A couple of days ago, a friend sent me an article talking about the present state of the art of chatbots – artificially intelligent assistants, if you like. The article focused on those few bots which are particularly convincing in terms of relationship.
Now, as regular readers will know, I quite often talk about the Alexa skills I develop. In fact I have also experimented with chatbots, using both Microsoft’s and Amazon’s frameworks. Both the coding style, and the flow of information and logic, are very similar between these two types of coding, so there’s a natural crossover. Alexa, of course, is predominantly a voice platform, whereas chatbots are more diverse. You can speak to, and listen to, bots, but they are more often encountered as part of a web page or mobile app.
Now, beyond the day job and my coding hobby, I also write fiction about artificially intelligent entities – the personas of Far from the Spaceports and related stories (Timing and the in-progress The Liminal Zone). Although I present these as occurring in the “near-future”, by which I mean vaguely some time in the next century or two, they are substantially more capable than what we have now. There’s a lot of marketing hype about AI, but also a lot of genuine excitement and undoubted advancement.
So, what are the main areas where tomorrow’s personas vastly exceed today’s chatbots?
First and foremost, a wide-ranging awareness of the context of a conversation and a relationship. Alexa skills and chatbots retain a modest amount of information during use, called session attributes, or context, depending on the platform you are using. So if the skill or bot doesn’t track through a series of questions, and remember your previous answers, that’s disappointing. The developer’s decision is not whether it is possible to remember, but rather how much to remember, and how to make appropriate use of it later on.
Equally, some things can be remembered from one session to the next. Previous interactions and choices can be carried over into the next time. Again, the questions are not how, but what should be preserved like this.

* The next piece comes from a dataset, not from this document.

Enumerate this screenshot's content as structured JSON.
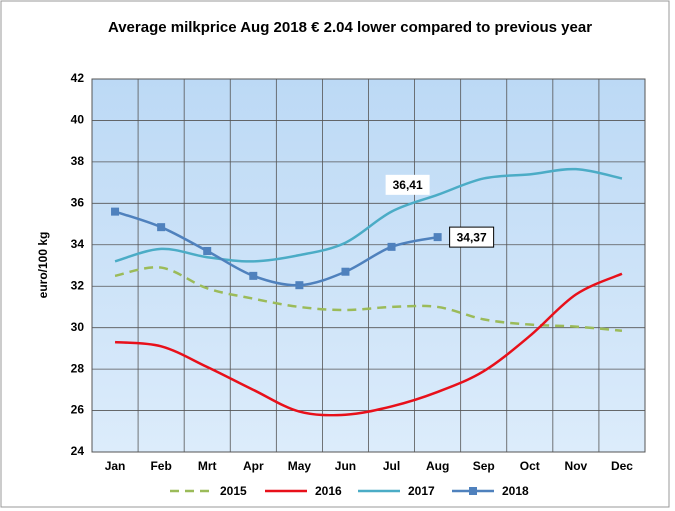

But… the volume of data you can carry over is limited – it’s fine for everyday purposes, but not when you get to wanting an intelligent and sympathetic individual to converse with. If this other entity is going to persuade, it needs to retain knowledge of a lot more than just some past decisions.
Secondly, a real conversational partner does other things with their time outside of the chat specifically between the two of you. They might tell you about places, people, or things they had seen, or ideas that had occurred to them in the meantime. But currently, almost all skills and chatbots stay entirely dormant until you invoke them. In between times they do essentially nothing. I’m not counting cases where the same skill is activated by different people – “your” instance, meaning the one that holds any record of your personal interactions, simply waits for you to get involved again. The lack of any sense of independent life is a real drawback. Sure, Alexa can give you a “fact of the day” when you say hello, but we all know that this is just fished out of an internet list somewhere, and does not represent actual independent existence and experience.
Finally (for today – there are lots of other things that might be said) today’s skills and bots have a narrow focus. They can typically assist with just one task, or a cluster of closely related tasks. Indeed, at the current state of the art this is almost essential. The algorithms that seek to understand speech can only cope with a limited and quite structured set of options. If you write some code that tries to offer too wide a spectrum of choice, the chances are that the number of misunderstandings gets unacceptably high. To give the impression of talking with a real individual, the success rate needs to be pretty high, and the entity needs to have some way of clarifying and homing in on what it was that you really wanted.
Now, I’m quite optimistic about all this. The capabilities of AI systems have grown dramatically over the last few years, especially in the areas of voice comprehension and production. My own feeling is that some of the above problems are simply software ones, which will get solved with a bit more experience and effort. But others will probably need a creative rethink. I don’t imagine that I will be talking to a persona at Slate’s level in my lifetime, but I do think that I will be having much more interesting conversations with one before too long!